Manheim, PA – Car enthusiasts will know Carlisle, the Pennsylvania burg known for Chrysler, Corvette and Ford get-togethers. And there’s Hershey, home of a now-iconic AACA (Antique Automobile Club of America) swap meet and the AACA Museum. You may not know, however, of Pennsylvania’s other automotive get-together, this one taking place 50+ weeks a year. It’s the Manheim (Pennsylvania) Auto Auction, sitting on 500 previously-rural acres and selling 1,000 vehicles – per acre – annually.
With a focus – even on this site – that is biased to the new car and truck market, it’s easy to overlook used car sales. In an annual market of 50 million cars, trucks and SUV sales, the used vehicle market represents fully two-thirds of that 50 million. And while a lot of that activity – especially among older cars and trucks – is one private individual selling to another private individual, a big driver of the retail side of the used car business is the used car auction.
Like FCA’s civilian Jeep, Manheim has been doing this since the end of World War II. And while the company’s media conference here didn’t give us an in-depth look into the company’s 70+ year history, things must have been interesting in 1945, with automobile plants not yet converted to peacetime production, and those cars still crawling around doing so on 4-year old tires. Today, Manheim throws an all-new ballgame.
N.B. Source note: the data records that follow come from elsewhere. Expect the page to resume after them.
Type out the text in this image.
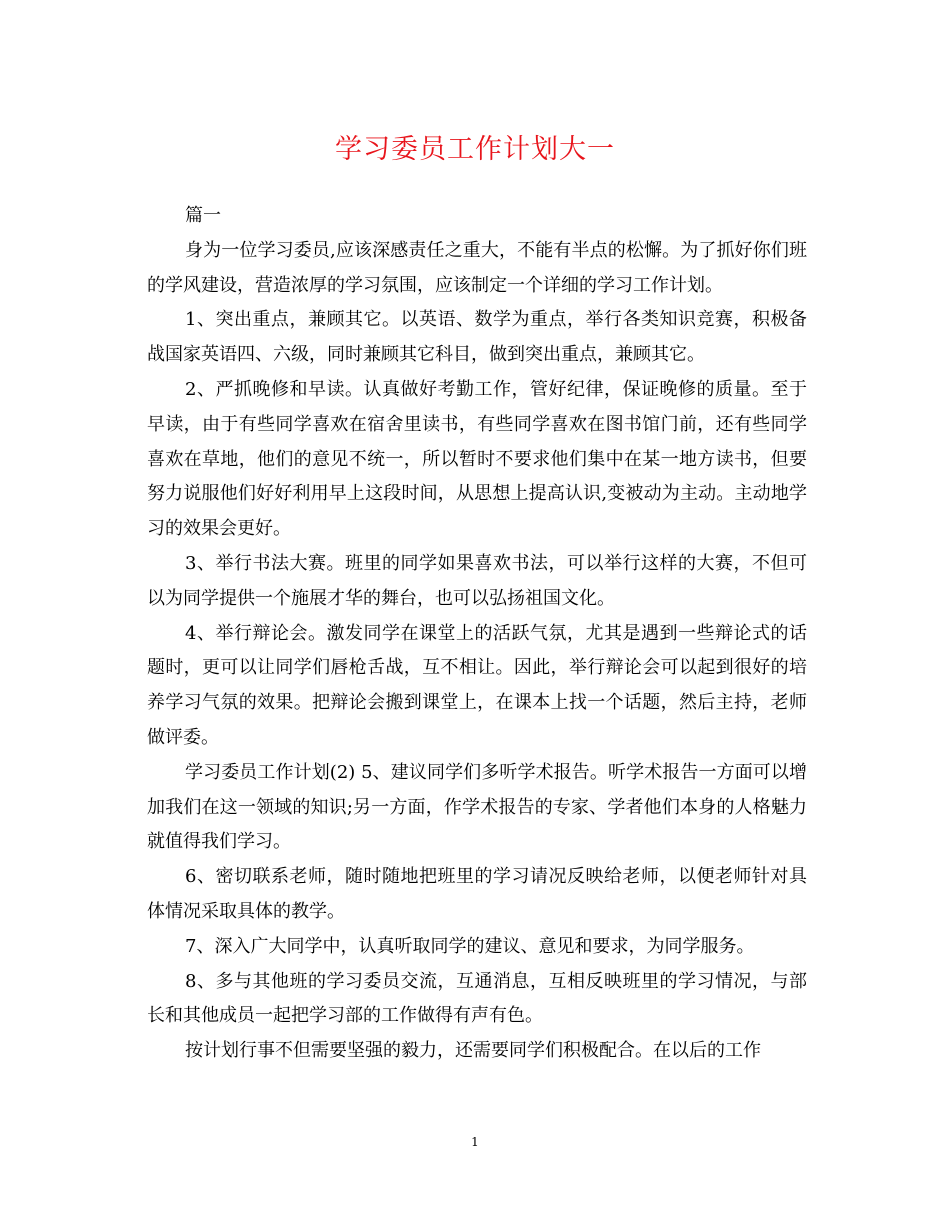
学习委员工作计划大一

篇一

身为一位学习委员,应该深感责任之重大，不能有半点的松懈。为了抓好你们班的学风建设，营造浓厚的学习氛围，应该制定一个详细的学习工作计划。

1、突出重点，兼顾其它。以英语、数学为重点，举行各类知识竞赛，积极备战国家英语四、六级，同时兼顾其它科目，做到突出重点，兼顾其它。

2、严抓晚修和早读。认真做好考勤工作，管好纪律，保证晚修的质量。至于早读，由于有些同学喜欢在宿舍里读书，有些同学喜欢在图书馆门前，还有些同学喜欢在草地，他们的意见不统一，所以暂时不要求他们集中在某一地方读书，但要努力说服他们好好利用早上这段时间，从思想上提高认识,变被动为主动。主动地学习的效果会更好。

3、举行书法大赛。班里的同学如果喜欢书法，可以举行这样的大赛，不但可以为同学提供一个施展才华的舞台，也可以弘扬祖国文化。

4、举行辩论会。激发同学在课堂上的活跃气氛，尤其是遇到一些辩论式的话题时，更可以让同学们唇枪舌战，互不相让。因此，举行辩论会可以起到很好的培养学习气氛的效果。把辩论会搬到课堂上，在课本上找一个话题，然后主持，老师做评委。

学习委员工作计划(2) 5、建议同学们多听学术报告。听学术报告一方面可以增加我们在这一领域的知识;另一方面，作学术报告的专家、学者他们本身的人格魅力就值得我们学习。

6、密切联系老师，随时随地把班里的学习请况反映给老师，以便老师针对具体情况采取具体的教学。

7、深入广大同学中，认真听取同学的建议、意见和要求，为同学服务。

8、多与其他班的学习委员交流，互通消息，互相反映班里的学习情况，与部长和其他成员一起把学习部的工作做得有声有色。

按计划行事不但需要坚强的毅力，还需要同学们积极配合。在以后的工作

1
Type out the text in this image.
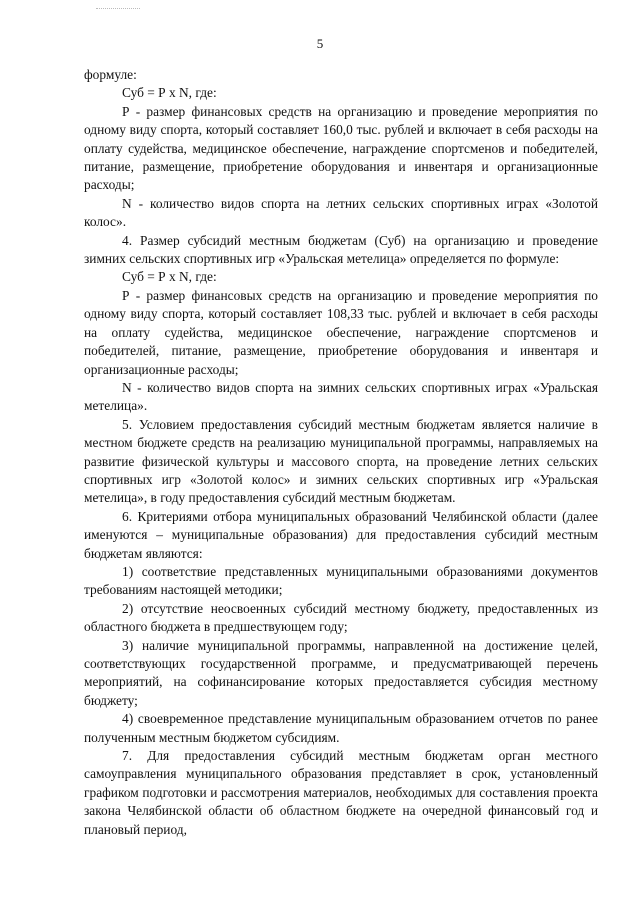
5

формуле:

Суб = Р х N, где:

Р - размер финансовых средств на организацию и проведение мероприятия по одному виду спорта, который составляет 160,0 тыс. рублей и включает в себя расходы на оплату судейства, медицинское обеспечение, награждение спортсменов и победителей, питание, размещение, приобретение оборудования и инвентаря и организационные расходы;

N - количество видов спорта на летних сельских спортивных играх «Золотой колос».

4. Размер субсидий местным бюджетам (Суб) на организацию и проведение зимних сельских спортивных игр «Уральская метелица» определяется по формуле:

Суб = Р х N, где:

Р - размер финансовых средств на организацию и проведение мероприятия по одному виду спорта, который составляет 108,33 тыс. рублей и включает в себя расходы на оплату судейства, медицинское обеспечение, награждение спортсменов и победителей, питание, размещение, приобретение оборудования и инвентаря и организационные расходы;

N - количество видов спорта на зимних сельских спортивных играх «Уральская метелица».

5. Условием предоставления субсидий местным бюджетам является наличие в местном бюджете средств на реализацию муниципальной программы, направляемых на развитие физической культуры и массового спорта, на проведение летних сельских спортивных игр «Золотой колос» и зимних сельских спортивных игр «Уральская метелица», в году предоставления субсидий местным бюджетам.

6. Критериями отбора муниципальных образований Челябинской области (далее именуются – муниципальные образования) для предоставления субсидий местным бюджетам являются:

1) соответствие представленных муниципальными образованиями документов требованиям настоящей методики;

2) отсутствие неосвоенных субсидий местному бюджету, предоставленных из областного бюджета в предшествующем году;

3) наличие муниципальной программы, направленной на достижение целей, соответствующих государственной программе, и предусматривающей перечень мероприятий, на софинансирование которых предоставляется субсидия местному бюджету;

4) своевременное представление муниципальным образованием отчетов по ранее полученным местным бюджетом субсидиям.

7. Для предоставления субсидий местным бюджетам орган местного самоуправления муниципального образования представляет в срок, установленный графиком подготовки и рассмотрения материалов, необходимых для составления проекта закона Челябинской области об областном бюджете на очередной финансовый год и плановый период,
Roughly two hours – via Maryland – from the northwest corner of DC, the area surrounding Manheim’s facility is closer to Cabbage Patch than Cadillac. This is farm country with, in early August, corn stalks taller than your lifted Silverado is high. But as we approach, I’m reminded of the inland port in Midlothian (TX), serving as a distribution point for several import carmakers. Manheim is nothing but asphalt – and cars parked on that asphalt – for as far as the aging eyes can see. The size and scope of the place is utterly crazy.
Inside the Manheim lobby things are relatively serene. A visitor is greeted by a Lexus LC500 serving as the lobby’s centerpiece, adjacent to a welcome area staffed by – as you’d hope – welcoming staff. And those Manheim employees just inside the door seems to set the tone for the entire operation. There’s business to be done, but that doesn’t preclude a smile and a ‘how ya’ doing?’.
After remarks by Cox Automotive (Cox is the corporate parent of Manheim since 1968, and also owns both Kelley Blue Book and Autotrader) inventory solutions president Grace Huang and Cox Automotive’s chief economist Jonathan Smoke, it was left to Manheim’s general manager, Joey Hughes, to give us the lay of the land. In a nutshell, Manheim Pennsylvania has 36 lanes of organized chaos, with each and every lane showcasing one car every sixty seconds.
With so much inventory, there aren’t the dozens of prospective buyers milling around each vehicle as I might have expected. Since – as I’m often reminded – this is the 21st century, many bidders participate online, while a handful make the point of obtaining an ‘own eyes/own hands’ appraisal. In one lane there’s even a young 20-something measuring paint depth on as many body panels as she has time for.
And if you wonder where the inventory comes from, know that a large contributor to the hyperactivity is the returned lease vehicle. With so many cars leased in the affluent northeast – you know, the Wall Street crowd and high-tech movers and shakers – an auction site like Manheim not only serves as the liaison between seller and buyer, it also serves to redistribute inventory from the saturated Northeast to metro areas in the Mid-Atlantic and South.
The variety of cars is fully equal to the crazy pace. Mr. Smoke tells us Nissan’s Altima is Manheim’s #1 seller by unit volume, and that – on some level – is predictable. Not in my forecast were the two late-model Bentley Continental GTs, the handful of Lamborghinis or the Maserati coupes. Obviously, off-lease or trade-ins like these need to find a home, but I didn’t think their ‘adoptions’ would be completed on a large acreage in rural Pennsylvania.
And the Bentleys, Lambos and Maseratis are the tip of the proverbial iceberg. Row upon row of near-new Benzes and BMWs compete with Audis, Jags and Land Rovers. And if you needed confirmation that the country’s 1% are doing well, look no further than the condition of their castoff automobiles – this is 500 acres of near-new luxury.
Despite the less-than-savory rep of the pre-owned industry as a whole, at Manheim a high-quality inventory seems appropriately served by the staff’s commitment to ethical business practices. The team at Manheim won’t represent what they wouldn’t buy themselves. And if a vehicle is presented for sale with some obvious needs, comprehensive reconditioning and/or repairs can take place right there, in the shadow of Hershey and just a short drive from Carlisle.